Fairfax is also required to retain Ukeru Systems, a restraint-free behavioral management technique, and Dr. Ross Greene, a clinical child psychologist and founder of “Collaborative & Proactive Solutions,” as consultants to help train staff and implement a plan to eliminate the need for physical restraint and seclusion altogether. The school district must provide quarterly public reports on Greene’s recommendations and data on all acts of restraint and seclusion.

Greene, who lives in Portland, Maine, created the collaborative model to help teachers identify skills the child lacks or the expectations they have difficulty meeting with the goal of helping them solve the problem before a child’s behavior escalates.

Cades said she and other SEPTA members are thrilled to see the scope of these new requirements cover so much ground and that the school system is working with Greene (whose model they have advocated and supported in the past). But she is wary because the school system has promised change in the past, and many months later she contends school staff are still using old methods, such as seclusion, to de-escalate incidents.

“We’ve presently only heard about a select number of schools that are going to be getting the training, but we can tell you that this school year, we have heard reports of kids who are still being secluded at schools that are not on that list,” she said.

Mandatory training well underway

A spokesperson for Fairfax schools said the system began mandatory training for all staff well before the settlement. As of November, virtually all employees had completed an initial 90 minute Virginia Department of Education de-escalation training, which covers alternative strategies related to positive behavior support, conflict prevention, de-escalation and crisis response.

But Diane Cooper-Gould, advocacy chair of SEPTA and the parent of a Fairfax student with a disability, told Inside NoVa she does not believe 90 minutes is sufficient to train staff working with students in special education in any circumstance, let alone on a day-to-day basis.

“I don’t even want to call it training because it wasn’t,” she said.

“When kids started school this year, teachers could not use seclusion and they had kids who they didn’t know what to do with,” Cooper-Gould added. “They haven’t been trained in anything else and I literally sat in meetings where staff said, ‘We haven’t been trained yet.’”

The Fairfax spokesperson said Greene has conducted training sessions with special education staff at schools that had higher incidents of restraint and seclusion before the implementation of the new policy.
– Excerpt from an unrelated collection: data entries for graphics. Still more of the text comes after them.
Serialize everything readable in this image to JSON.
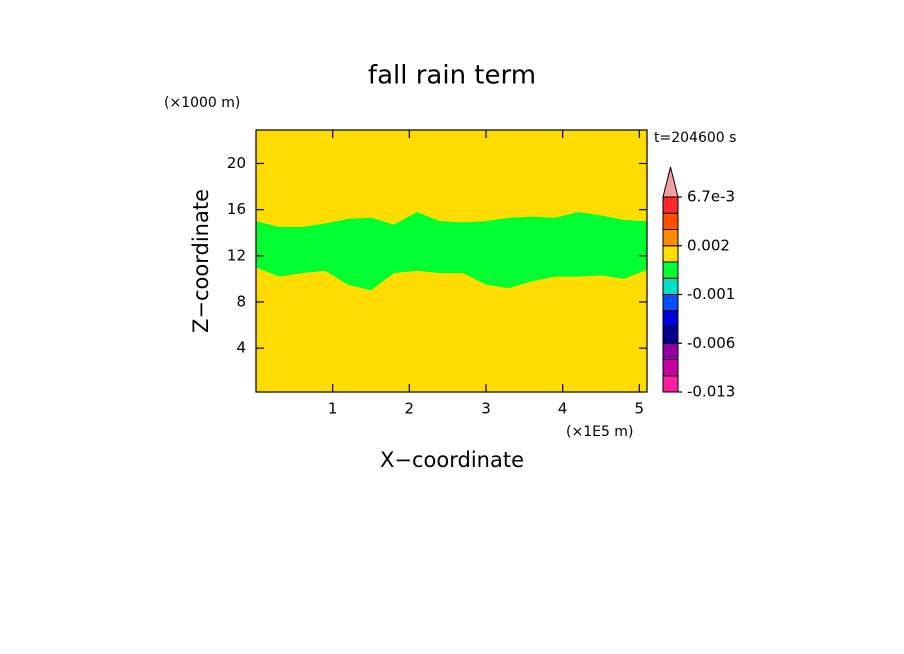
{
  "chart_data": {
    "type": "contour",
    "title": "fall rain term",
    "y_unit": "(×1000 m)",
    "x_unit": "(×1E5 m)",
    "time_label": "t=204600 s",
    "xlabel": "X−coordinate",
    "ylabel": "Z−coordinate",
    "xlim": [
      0,
      5.1
    ],
    "xticks": [
      1,
      2,
      3,
      4,
      5
    ],
    "ylim": [
      0.2,
      22.9
    ],
    "yticks": [
      4,
      8,
      12,
      16,
      20
    ],
    "background_color": "#ffdc00",
    "band_color": "#00ff30",
    "x": [
      0,
      0.3,
      0.6,
      0.9,
      1.2,
      1.5,
      1.8,
      2.1,
      2.4,
      2.7,
      3.0,
      3.3,
      3.6,
      3.9,
      4.2,
      4.5,
      4.8,
      5.1
    ],
    "band_top": [
      15,
      14.5,
      14.5,
      14.8,
      15.2,
      15.3,
      14.7,
      15.8,
      15,
      14.9,
      15,
      15.3,
      15.4,
      15.3,
      15.8,
      15.5,
      15.1,
      15
    ],
    "band_bottom": [
      11,
      10.2,
      10.5,
      10.7,
      9.5,
      9,
      10.5,
      10.7,
      10.5,
      10.5,
      9.5,
      9.2,
      9.8,
      10.2,
      10.2,
      10.3,
      10,
      10.8
    ],
    "levels": [
      -0.013,
      -0.011,
      -0.008,
      -0.006,
      -0.004,
      -0.002,
      -0.001,
      0,
      0.001,
      0.002,
      0.004,
      0.0055,
      0.0067
    ],
    "level_colors": [
      "#ff1ea0",
      "#c800a0",
      "#9000a0",
      "#00008c",
      "#0000dc",
      "#0050ff",
      "#00e0c8",
      "#00ff30",
      "#ffdc00",
      "#ff8c00",
      "#ff5000",
      "#ff2828"
    ],
    "extend_color": "#f0a0a0",
    "cbticks": [
      -0.013,
      -0.006,
      -0.001,
      0.002,
      {
        "value": 0.0067,
        "label": "6.7e-3"
      }
    ]
  }
}
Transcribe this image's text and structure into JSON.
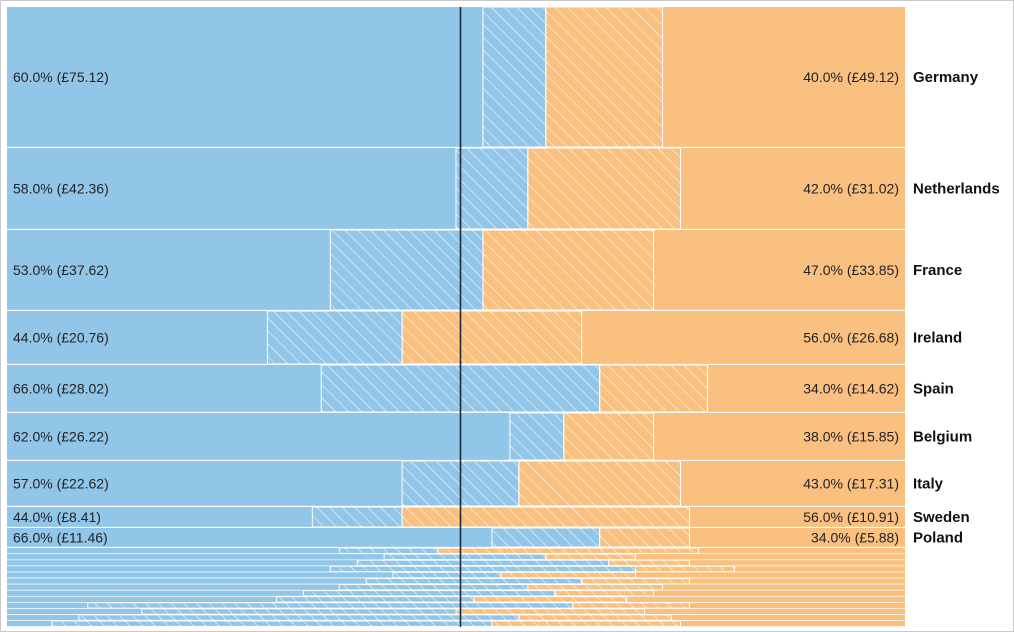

The spokesperson added that all Fairfax schools have staff members who have received more advanced training but did not specify what the training entails or how long it lasts.

“We are already ahead of the timeline for all training sessions and reporting requirements as agreed in the settlement,” the spokesperson said.

Cades said she hopes more details about the new requirements will be made public, such as what new training staff will receive, how it will be taught and how long it will last.

“In the interim, we continue to ask questions about rollout and plans,” she said. “We recognize that it’s a really huge school system and it’s going to be a process getting everyone trained.”